Al día siguiente, por vez primera en cincuenta años, el señor Alcón no fue al trabajo. Ocurrió que, al salir de casa muy temprano, no vio a Ahmed en su sitio de costumbre, y le entró de pronto un desasosiego desconocido. ¿Qué le habría pasado al pequeño embustero? Le esperó todo el día, sentado en el bordillo de la acera con su maletín negro lleno de dinero, y cuando Ahmed apareció era ya de noche. Venía con la cabeza gacha y vendada y el brazo en cabestrillo y se sentó muy triste en la acera.

-Para que vea que el coche existe, me he estrellado con él, mire las señales en la tapia -le explicó-. ¿Me lo compra sí o no? La reparación ya está hecha, si quiere verlo no tiene más que probar las marchas y encender los faros y la radio.
Con cara de asombro, el señor Alcón hizo un último intento de razonamiento:
-Nadie puede estrellarse con un coche que no existe...

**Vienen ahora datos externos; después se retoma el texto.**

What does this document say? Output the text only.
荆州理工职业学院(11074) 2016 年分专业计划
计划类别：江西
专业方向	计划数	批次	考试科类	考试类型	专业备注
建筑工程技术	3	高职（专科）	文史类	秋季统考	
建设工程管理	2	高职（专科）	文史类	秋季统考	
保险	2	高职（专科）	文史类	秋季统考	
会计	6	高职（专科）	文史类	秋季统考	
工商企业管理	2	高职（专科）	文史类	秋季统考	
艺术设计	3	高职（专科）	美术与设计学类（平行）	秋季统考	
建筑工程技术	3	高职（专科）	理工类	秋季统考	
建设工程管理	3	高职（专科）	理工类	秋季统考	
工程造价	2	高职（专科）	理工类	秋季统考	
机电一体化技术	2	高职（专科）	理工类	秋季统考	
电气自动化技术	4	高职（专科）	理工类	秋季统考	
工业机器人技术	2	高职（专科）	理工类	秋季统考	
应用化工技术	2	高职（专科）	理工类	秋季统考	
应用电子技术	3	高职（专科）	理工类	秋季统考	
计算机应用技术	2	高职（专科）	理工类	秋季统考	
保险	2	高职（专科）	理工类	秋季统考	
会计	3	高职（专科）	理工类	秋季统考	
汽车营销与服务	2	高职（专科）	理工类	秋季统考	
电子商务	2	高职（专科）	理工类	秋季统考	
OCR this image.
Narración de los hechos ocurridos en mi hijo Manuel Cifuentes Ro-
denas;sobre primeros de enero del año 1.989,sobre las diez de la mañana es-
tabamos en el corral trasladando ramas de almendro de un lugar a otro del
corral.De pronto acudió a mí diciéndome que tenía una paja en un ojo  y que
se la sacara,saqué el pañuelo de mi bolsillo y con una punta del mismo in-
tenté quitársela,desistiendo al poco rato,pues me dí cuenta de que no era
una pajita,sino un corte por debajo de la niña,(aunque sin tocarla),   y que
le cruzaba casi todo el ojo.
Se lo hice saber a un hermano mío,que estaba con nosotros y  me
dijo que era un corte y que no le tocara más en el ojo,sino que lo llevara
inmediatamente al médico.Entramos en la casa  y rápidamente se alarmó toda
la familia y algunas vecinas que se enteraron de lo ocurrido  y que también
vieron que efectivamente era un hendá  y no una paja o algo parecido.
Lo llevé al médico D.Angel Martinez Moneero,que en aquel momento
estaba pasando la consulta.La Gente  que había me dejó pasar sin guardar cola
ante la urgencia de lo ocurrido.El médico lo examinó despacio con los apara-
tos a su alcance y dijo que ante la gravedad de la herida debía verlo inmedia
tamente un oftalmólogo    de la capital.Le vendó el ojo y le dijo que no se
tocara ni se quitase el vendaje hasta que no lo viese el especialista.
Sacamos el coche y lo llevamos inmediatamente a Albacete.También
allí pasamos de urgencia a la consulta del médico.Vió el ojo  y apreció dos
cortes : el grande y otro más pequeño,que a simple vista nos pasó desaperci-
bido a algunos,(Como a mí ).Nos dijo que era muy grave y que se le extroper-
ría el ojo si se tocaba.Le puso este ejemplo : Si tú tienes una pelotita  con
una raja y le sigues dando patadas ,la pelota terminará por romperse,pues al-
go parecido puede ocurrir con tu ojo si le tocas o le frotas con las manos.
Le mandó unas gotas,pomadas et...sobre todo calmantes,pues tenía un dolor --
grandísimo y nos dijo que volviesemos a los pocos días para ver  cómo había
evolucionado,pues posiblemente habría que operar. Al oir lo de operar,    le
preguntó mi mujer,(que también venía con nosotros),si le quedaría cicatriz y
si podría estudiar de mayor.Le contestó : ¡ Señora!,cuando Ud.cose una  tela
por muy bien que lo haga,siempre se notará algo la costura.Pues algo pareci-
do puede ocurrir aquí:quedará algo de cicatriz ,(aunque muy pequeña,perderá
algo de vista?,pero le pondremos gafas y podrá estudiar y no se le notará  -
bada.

-Eso cree usted, señor -dijo Ahmed-. Un niño amigo mío acaba de morir en el sur de Gaza de una bala que aún no ha sido disparada de un fusil que todavía no ha sido fabricado.
-¡Está bien, basta! -dijo el hombre de negocios dándose por vencido. El tesón y la fe inquebrantable que el chico mostraba acerca de la existencia real del automóvil habían acabado por conmoverle-. Ya vale. Coge mi maletín y vete.
-Gracias, señor.

Súbitamente, la luz cegadora de unos faros cayó sobre el señor Alcón y sobre Ahmed sentados bajo la inscripción de la tapia, y el Lincoln continental de color azul estaba allí frente a ellos, perfectamente visible con sus formas estilizadas y elegantes. Con el maletín en la mano, sopesando los dineros que habrían de paliar las penalidades de su familia y de sus amigos en el campo de refugiados, Ahmed abrió sus grandes ojos chispeantes y sonrió al incrédulo financiero.
-¿Lo ve ahora, señor?
-Sí -dijo el señor Alcón serenamente-. No sé por cuánto dinero me lo habrías vendido, muchacho, pero te diré una cosa...
-Sé lo que me va a decir, señor -lo interrumpió Ahmed-. Que un automóvil de acero inexorable como éste, no tiene precio.
Y dando media vuelta, Ahmed desapareció en la noche.